Most melanocytic lesions of the iris are benign nevi or low-grade spindle cell tumors (Figs. 11-19, 11-20, 11-21, 11-22). About half of the adult population has small nonprogressive iris nevi called freckles (Fig. 11-19). Larger pigmented iris lesions initially should be observed for growth. In one series, only 6.5% enlarged during a 5-year observation period. Clinical features that suggest that a pigmented iris tumor is a melanoma include large size, documented growth, elevated intraocular pressure, hyphema, and tumor vascularity. Other risk factors for malignant transformation include a diffuse gross pattern and ectropion iridis. Subsequently, Shields and coworkers analyzed 1,611 patients with iris nevus to determine factors predictive of growth into melanoma. In that series, 8% had transformed into melanoma in 15 years. That paper included an ABCDEF mnemonic that listed risk factors for malignant transformation. They included: A = age, young (<40 years), B = blood in the anterior chamber (hyphema), C = clock hour (mass located inferiorly), D = diffuse configuration and F = feathery margins. Diffuse growth pattern and hyphema were the most powerful risk factors.

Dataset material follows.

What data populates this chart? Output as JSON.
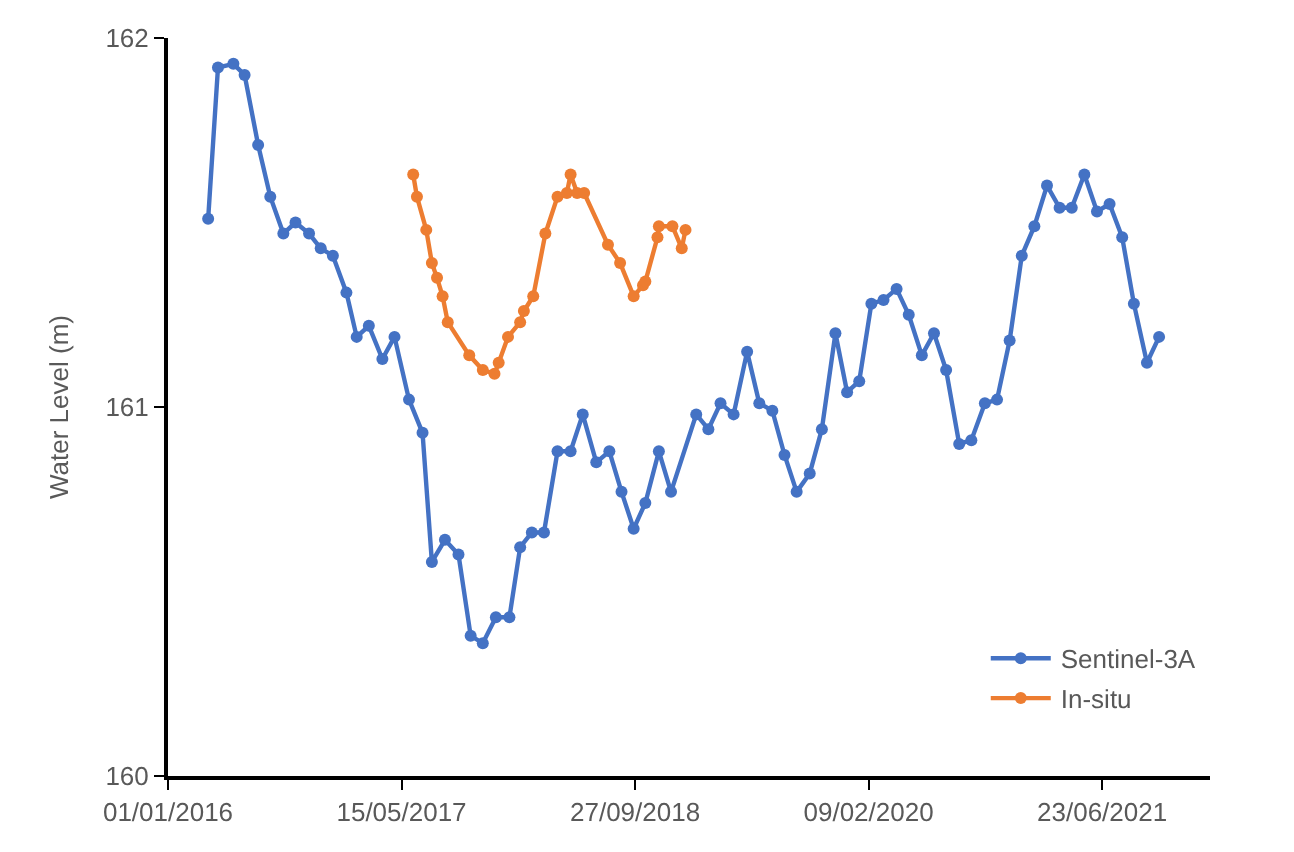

The mean age of patients with iris melanomas is about 10 years younger (age 43 years) than the age of patients with posterior segment melanomas. The prognosis of iris melanoma is also relatively favorable compared to tumors of the posterior segment. Shields studied 169 patients with histologically confirmed iris melanoma and found that distant metastases developed in 5% at 10-year follow-up. In that series, metastases were more likely to develop in older patients whose tumors involved the angle or iris

root and had elevated intraocular pressure and extraocular extension. The relatively small size of most iris melanomas probably is a major factor in their good prognosis. The majority are low-grade spindle cell melanomas as well. Iris melanomas that contain epithelioid cells occasionally are encountered however (Figs. 11-20B and 11-21).

Diffuse iris melanomas that cause hyperchromic heterochromia iridis and secondary glaucoma are a rare but clinically important group of iris tumors (Fig. 8-21). Many diffuse iris melanomas are higher-grade tumors that contain epithelioid cells, which are poorly cohesive and prone to aqueous dispersal. Patients are often misdiagnosed clinically and undergo filtering surgery for glaucoma. The latter invariably fails and puts patients at greater risk for extraocular extension and metastasis. Multicentric tapioca melanoma is a variant of diffuse iris melanoma whose cells form nodular aggregates on the anterior surface of the iris reminiscent of the appearance of the pearl form of tapioca used to make tapioca pudding (Fig. 11-22). Pigmented tumors of the iris pigment epithelium are exceedingly rare (Fig. 11-23).